Inflows into passive funds hit a high in the month of June, but global investment firm J.P. Morgan is recommending to fixed income investors that being active could help de-risk a portfolio’s bond exposure.
This is especially true when looking at passive strategies that incorporate BBB bonds–the lowest-rated investment-grade debt, which could slip into a default bonanza if the market experiences a sharp downturn.
“If you look at the composition of the corporate credit market, it is really tilted toward lower quality investment grade — what we would call a lot of BBB-rated credit,” said J.P. Morgan Asset Management Head of Global Investment Grade Corporate Credit, Lisa Coleman. “When one invests in a passive strategy you get just the market weightings of things.”
According to the latest Morningstar report for U.S. mutual fund and exchange-traded fund (ETF) fund flows, passive funds notched their best month year-to-date during the month of June with inflows of $69 billion across all category groups. The market share for passive funds now accounts for 40 percent compared to a year ago when it was 37.4 percent.
The Federal Reserve has been putting its more dovish side on display, which pivots from 2018’s rate-hiking bonanza. In addition, fixed income investors are facing other challenges like inverted yield curves and signs of slowing global growth.
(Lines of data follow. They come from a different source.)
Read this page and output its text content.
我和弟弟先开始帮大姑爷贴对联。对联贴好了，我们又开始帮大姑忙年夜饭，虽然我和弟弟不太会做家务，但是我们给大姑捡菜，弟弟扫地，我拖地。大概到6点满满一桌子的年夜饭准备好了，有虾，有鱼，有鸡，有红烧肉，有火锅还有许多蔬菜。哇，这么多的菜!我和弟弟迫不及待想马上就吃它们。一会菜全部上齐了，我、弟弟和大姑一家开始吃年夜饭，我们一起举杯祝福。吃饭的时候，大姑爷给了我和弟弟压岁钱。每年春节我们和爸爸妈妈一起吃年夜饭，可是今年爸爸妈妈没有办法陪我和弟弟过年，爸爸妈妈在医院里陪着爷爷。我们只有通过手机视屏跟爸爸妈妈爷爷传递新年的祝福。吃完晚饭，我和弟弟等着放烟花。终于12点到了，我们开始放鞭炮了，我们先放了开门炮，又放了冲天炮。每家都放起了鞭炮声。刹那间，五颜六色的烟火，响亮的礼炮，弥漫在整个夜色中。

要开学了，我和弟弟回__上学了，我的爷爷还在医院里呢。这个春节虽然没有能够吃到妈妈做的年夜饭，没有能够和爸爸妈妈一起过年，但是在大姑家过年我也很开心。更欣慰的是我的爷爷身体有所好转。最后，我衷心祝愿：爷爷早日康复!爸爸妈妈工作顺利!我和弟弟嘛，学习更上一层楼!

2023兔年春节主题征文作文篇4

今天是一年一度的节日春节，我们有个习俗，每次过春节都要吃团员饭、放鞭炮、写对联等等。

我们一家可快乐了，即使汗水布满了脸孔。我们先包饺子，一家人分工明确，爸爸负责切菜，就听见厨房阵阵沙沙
Given these challenges, how do investors approach the bond markets? One of the ways is via actively-managed bond ETFs like the Virtus Seix Senior Loan ETF (NYSEArca: SEIX) and Principal Ultra-Short Active Income ETF (NYSEArca: USI).
SEIX seeks to provide investors with a high level of current income via first- and second-lien senior floating rate loans. Senior loans are typically used for business recapitalizations, acquisitions, leveraged buyouts, and re-financings.
The inherent risks associated with senior loans are similar to the risks of junk bonds, but have seniority in the event of borrower default so if the business is forced to sell its assets in a liquidation scenario, the senior loan will be paid first. In addition, senior loans are secured by assets whereas junk bonds are not, making them a more attractive investment option when constructing a loan portfolio.
SEIX will invest in loans that contain possess floating coupon rates tied to a benchmark lending rate, and are below investment grade or unrated. The floating rate allows investors to capitalize on any short-term interest rate adjustments.
SEIX will be subadvised by Seix Investment Advisors LLC, which will manage investments for the portfolio with a management fee of 0.57 percent.
With 2018’s year-end sell-offs in U.S. equities, investors are giving value investing a closer look in 2019. A byproduct of a shift to value is a focus on the quality of investments–being selective and using due diligence as screeners to find the best-performing investments.
One corner of the bond market that especially saw an influx of capital was short duration bonds and USI provides this benefit while at the same time, has the active management component. USI will invest in debt issues that seek to maintain both an average effective maturity of three years or less, and an average portfolio duration of one year or less.
USI may hold a mix of fixed and floating rate securities in U.S. and foreign debt from the financial services sector, such as banking, insurance and commercial finance. USI will be managed by Principal Global Advisors–an indirect subsidiary of Principal Financial Group with a cost-effective fee of 0.18 percent.